Figure 7.
The COL-PGE2 matrix favors renal tubular epithelial cell proliferation and cytoprotection in vitro
(A) Immunofluorescence staining of Ki-67 (green) in primary renal tubular epithelial cells (pRTECs) cultured on plates coated with 2.0 μM COL-PGE2, PGE2/COL, or COL matrix or uncoated plates. Scale bars, 100 μm.
(B) Expression levels of apoptosis-related genes were evaluated by qPCR.
(C) Immunofluorescence staining of Yap (red) and Sox9 (green) in pRTEC cultured in noncoated, COL, PGE2/COL, or COL-PGE2 at 48 h. Scale bars, 50 μm.
(D) Quantification of the Yap+ area and Sox9+ cells in (C).
(E) Immunoblot analysis of the Yap, p-Yap, p-Lats1, Areg, Survivin, and Sox9 protein in pRTEC cultured on noncoated, COL, PGE2/COL, or COL-PGE2 matrix at 48 h. β-tubulin was used as loading control.
(F) Immunofluorescence staining of Yap (red) and Sox9 (green) in pRTEC cultured in plates coated with COL or COL-PGE2 and pRTECs with YAP knockdown cultured on plates at 48 h. Scale bars, 50 μm.
(G) Quantification of the Yap+ area and Sox9+ cells in (F).

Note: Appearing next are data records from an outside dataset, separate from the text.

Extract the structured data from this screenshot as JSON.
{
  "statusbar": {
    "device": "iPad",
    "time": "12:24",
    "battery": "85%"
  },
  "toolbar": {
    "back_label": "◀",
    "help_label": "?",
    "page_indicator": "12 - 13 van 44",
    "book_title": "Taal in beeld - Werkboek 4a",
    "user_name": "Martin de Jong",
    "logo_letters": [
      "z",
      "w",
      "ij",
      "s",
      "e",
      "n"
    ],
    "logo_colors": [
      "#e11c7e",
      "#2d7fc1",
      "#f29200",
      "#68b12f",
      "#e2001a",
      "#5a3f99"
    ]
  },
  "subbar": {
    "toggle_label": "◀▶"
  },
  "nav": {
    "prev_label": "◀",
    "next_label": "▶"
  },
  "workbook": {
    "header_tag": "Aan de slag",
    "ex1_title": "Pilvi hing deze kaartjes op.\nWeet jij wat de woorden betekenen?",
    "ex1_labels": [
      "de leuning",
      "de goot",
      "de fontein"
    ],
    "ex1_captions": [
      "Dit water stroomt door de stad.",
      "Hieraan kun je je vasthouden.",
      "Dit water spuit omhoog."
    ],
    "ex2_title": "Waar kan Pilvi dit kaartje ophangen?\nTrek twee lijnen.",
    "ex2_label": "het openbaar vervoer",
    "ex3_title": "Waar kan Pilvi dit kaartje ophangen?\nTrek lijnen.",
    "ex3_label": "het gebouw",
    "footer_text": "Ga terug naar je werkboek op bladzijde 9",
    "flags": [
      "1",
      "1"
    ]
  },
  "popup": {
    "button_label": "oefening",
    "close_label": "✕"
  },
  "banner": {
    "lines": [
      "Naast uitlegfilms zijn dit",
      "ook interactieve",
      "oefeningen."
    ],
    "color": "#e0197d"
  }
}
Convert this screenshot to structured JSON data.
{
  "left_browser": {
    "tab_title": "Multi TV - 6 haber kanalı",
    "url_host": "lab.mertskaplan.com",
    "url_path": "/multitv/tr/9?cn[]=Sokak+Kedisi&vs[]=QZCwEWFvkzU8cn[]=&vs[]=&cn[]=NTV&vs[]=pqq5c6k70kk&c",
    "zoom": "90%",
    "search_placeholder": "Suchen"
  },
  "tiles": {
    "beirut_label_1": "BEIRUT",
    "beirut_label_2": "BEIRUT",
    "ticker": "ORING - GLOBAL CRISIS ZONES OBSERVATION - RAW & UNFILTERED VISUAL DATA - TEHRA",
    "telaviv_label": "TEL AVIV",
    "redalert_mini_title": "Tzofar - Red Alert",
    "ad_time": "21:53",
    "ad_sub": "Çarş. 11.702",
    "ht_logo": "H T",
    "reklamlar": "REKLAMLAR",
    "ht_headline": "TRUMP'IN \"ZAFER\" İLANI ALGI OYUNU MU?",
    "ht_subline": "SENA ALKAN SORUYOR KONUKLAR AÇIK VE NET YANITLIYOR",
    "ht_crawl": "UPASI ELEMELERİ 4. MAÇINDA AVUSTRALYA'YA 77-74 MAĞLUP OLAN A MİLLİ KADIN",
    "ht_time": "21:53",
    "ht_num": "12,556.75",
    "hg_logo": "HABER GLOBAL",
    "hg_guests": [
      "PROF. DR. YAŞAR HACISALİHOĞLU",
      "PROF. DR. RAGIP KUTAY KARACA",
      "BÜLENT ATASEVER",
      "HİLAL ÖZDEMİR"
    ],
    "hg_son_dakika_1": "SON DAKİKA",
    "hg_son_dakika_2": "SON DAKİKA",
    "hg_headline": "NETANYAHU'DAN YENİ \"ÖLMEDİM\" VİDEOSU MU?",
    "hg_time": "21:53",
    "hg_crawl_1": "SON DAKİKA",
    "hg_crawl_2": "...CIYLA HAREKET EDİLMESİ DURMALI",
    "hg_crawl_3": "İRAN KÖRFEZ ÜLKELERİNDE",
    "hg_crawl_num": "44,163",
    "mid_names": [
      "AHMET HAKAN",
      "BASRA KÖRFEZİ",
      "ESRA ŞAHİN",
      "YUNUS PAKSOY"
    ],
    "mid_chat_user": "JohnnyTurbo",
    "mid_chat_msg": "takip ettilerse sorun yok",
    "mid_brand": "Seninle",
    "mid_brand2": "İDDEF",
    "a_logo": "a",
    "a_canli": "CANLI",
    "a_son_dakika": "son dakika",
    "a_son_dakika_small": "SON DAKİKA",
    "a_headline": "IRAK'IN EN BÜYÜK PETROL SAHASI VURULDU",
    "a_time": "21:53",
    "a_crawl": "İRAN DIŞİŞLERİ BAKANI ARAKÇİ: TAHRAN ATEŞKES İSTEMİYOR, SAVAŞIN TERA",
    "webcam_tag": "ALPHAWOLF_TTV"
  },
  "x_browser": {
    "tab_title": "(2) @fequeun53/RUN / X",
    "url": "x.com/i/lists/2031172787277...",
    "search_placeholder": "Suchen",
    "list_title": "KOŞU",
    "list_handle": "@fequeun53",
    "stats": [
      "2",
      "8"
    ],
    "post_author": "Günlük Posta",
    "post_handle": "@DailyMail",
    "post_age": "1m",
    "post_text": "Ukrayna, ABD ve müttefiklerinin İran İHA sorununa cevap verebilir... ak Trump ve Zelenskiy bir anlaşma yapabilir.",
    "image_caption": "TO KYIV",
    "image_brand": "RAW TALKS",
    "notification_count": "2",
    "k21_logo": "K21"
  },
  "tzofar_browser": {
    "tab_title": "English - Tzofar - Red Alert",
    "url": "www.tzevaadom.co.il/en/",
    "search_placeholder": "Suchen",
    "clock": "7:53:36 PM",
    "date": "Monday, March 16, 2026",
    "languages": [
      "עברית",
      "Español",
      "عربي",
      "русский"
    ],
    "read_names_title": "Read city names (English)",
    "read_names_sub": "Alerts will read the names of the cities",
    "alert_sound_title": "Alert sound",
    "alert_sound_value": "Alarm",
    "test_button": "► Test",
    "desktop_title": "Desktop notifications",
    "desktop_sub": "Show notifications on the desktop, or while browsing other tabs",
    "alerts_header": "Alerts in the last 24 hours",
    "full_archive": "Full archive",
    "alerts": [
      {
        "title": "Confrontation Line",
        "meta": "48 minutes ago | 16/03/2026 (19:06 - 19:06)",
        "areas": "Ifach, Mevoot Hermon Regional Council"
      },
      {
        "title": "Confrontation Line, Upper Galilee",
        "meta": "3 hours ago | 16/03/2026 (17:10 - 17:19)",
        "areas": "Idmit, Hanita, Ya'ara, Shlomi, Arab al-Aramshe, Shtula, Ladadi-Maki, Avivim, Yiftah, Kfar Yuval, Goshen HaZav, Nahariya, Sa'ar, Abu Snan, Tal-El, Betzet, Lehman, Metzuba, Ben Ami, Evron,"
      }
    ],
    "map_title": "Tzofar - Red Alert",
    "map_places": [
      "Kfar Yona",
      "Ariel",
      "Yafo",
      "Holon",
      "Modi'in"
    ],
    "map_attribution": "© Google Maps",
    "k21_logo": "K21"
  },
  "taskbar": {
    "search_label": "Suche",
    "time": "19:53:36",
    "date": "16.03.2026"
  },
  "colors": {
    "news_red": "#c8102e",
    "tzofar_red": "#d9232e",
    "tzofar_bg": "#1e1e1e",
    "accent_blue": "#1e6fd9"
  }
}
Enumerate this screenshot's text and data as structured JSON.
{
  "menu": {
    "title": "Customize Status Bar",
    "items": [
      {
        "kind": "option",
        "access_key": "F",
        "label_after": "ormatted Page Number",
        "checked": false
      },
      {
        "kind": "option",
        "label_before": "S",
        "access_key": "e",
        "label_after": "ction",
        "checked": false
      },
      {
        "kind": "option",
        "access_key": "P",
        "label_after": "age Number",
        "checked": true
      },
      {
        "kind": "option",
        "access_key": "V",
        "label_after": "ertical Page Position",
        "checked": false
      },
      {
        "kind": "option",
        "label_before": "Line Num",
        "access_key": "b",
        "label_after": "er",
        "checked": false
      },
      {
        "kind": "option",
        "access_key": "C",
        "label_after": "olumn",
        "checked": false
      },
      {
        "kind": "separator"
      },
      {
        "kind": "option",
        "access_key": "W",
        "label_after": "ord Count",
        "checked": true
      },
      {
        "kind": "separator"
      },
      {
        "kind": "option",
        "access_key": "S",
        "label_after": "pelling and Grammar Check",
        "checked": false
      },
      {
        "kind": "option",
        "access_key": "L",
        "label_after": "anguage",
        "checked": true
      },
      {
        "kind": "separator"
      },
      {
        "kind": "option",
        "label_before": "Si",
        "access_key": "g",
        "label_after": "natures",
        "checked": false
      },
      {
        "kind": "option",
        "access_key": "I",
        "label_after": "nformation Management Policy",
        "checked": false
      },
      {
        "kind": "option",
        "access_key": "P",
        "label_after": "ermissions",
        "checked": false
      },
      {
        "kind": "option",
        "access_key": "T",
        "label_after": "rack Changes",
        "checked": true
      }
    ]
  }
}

(H) Western blot analysis of the Yap, p-Yap, p-Lats1, Areg, Survivin, and Sox9 protein in pRTEC cultured on COL- or COL-PGE2-coated plates and pRTEC with Yap knockdown cultured on plates at 48 h. β-tubulin was used as loading control. One-way repeated measures ANOVA with Tukey post hoc tests (B and D) was used for statistical analysis. Data are expressed as mean ± SD; n = 3. ∗p < 0.05 versus COL; #p < 0.05 versus PGE2/COL. One-way repeated measures ANOVA with Tukey post hoc tests (G) was used for statistical analysis. Data are expressed as mean ± SD; n = 3. ∗p < 0.05 versus the non-targeting shRNA (sh Ctrl) cultured in COL; #p < 0.05 versus the shRNA targeting YAP (sh-Yap) cultured in COL-PGE2.